As I surveyed the scene and listened to what had happened, I too, was confused as to where all this stock was coming from. The Recirculation Loop wasn’t THAT big. I traced the piping with the operator to verify the lineup was correct and found no discrepancies with how the system was aligned. Just then, another call came across the radio: the Machine Tender had been losing liquid in the Low-Density Stock Tank even though he had shut everything down over an hour ago.

Aha! We now knew where the stock was coming from, but how? The line from the tank to the pump was properly isolated and locked out, and the Recirculation Loop discharged to the top of the tank, or so we thought. A closer inspection of the stock tank was in order. After opening the top cover, we saw that the Recirculation Line was submerged and discharged below the liquid level in the tank. Taking a step back to see the big picture, the Low-Density Stock Tank had dumped about five tons of prime product on the ground. We had created a siphon!

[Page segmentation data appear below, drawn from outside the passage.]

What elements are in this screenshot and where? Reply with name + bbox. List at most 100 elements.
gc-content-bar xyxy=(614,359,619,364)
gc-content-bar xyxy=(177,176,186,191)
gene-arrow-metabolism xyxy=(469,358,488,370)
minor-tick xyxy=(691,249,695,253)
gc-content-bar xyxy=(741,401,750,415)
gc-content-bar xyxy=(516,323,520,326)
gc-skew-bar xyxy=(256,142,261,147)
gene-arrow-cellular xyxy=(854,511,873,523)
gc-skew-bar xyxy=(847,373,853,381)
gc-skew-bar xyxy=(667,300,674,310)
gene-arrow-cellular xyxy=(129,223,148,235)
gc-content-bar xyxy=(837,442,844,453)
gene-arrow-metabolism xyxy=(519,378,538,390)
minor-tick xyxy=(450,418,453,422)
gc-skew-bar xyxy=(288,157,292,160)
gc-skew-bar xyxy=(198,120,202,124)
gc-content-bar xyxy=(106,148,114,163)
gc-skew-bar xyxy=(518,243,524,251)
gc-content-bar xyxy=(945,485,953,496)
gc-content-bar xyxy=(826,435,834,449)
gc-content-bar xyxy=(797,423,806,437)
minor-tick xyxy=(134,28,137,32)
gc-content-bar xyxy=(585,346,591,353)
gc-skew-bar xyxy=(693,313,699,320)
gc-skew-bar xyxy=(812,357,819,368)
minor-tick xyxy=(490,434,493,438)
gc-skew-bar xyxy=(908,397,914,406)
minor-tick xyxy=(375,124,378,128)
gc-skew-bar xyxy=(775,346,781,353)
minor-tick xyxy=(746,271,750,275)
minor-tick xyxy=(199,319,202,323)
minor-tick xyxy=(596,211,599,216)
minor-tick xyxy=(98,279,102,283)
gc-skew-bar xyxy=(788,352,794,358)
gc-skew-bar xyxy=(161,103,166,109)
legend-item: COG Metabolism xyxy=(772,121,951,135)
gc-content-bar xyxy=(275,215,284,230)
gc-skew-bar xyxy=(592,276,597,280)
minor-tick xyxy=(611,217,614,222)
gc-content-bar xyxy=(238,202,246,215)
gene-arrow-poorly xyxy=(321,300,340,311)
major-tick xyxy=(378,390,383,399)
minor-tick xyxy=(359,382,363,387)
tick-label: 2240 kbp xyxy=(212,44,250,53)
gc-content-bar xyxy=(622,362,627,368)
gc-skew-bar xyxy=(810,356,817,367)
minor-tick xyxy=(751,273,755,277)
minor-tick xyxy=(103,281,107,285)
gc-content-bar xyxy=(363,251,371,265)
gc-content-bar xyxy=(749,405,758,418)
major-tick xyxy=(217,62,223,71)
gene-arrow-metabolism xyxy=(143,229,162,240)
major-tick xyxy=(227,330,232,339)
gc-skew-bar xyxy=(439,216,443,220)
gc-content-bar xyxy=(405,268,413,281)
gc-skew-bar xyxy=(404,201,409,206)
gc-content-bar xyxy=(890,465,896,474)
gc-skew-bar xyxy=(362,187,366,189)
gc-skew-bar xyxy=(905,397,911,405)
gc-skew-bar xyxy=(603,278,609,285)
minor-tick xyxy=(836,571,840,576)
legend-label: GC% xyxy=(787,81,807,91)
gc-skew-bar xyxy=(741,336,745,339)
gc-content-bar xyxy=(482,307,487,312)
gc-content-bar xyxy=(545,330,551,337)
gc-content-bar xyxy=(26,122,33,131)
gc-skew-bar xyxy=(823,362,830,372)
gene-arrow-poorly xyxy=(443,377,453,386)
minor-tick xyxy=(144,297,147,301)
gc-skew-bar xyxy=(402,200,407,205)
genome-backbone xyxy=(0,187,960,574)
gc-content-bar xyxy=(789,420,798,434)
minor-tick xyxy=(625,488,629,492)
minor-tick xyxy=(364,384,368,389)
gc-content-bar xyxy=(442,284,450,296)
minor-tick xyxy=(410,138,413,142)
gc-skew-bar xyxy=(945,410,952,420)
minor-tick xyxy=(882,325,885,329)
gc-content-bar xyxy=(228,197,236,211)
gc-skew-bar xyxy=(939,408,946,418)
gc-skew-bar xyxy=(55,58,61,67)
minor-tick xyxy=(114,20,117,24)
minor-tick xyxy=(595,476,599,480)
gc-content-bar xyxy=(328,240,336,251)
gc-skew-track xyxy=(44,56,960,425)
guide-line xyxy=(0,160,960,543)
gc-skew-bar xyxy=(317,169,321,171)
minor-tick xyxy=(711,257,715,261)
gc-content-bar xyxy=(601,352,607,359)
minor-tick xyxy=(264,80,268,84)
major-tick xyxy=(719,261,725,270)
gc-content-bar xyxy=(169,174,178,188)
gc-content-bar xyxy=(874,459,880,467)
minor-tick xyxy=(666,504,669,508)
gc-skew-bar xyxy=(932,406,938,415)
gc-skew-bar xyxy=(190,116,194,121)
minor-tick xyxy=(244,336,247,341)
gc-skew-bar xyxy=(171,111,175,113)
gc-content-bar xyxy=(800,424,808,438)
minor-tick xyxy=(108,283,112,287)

Lesson learned; to clean up the stock in the berm this incident resulted in labor cost,the loss of about $10,000 in the prime product, and unplanned environmental cleanup costs.

Piping systems in industrial and commercial facilities can be extremely complex and difficult to understand, even for the most senior engineers, supervisors, and operators. A siphon exists anytime there is an elevation change from a higher elevation to a lower elevation. A system can be designed to take advantage of the siphon effect, but often the unintentional creation of a siphon will occur and engineers may not even be aware, this type of siphon will cause problems that are difficult to troubleshoot and resolve. These problems may damage equipment, create safety hazards, cause downtime and lost production, or incur additional environmental cleanup costs.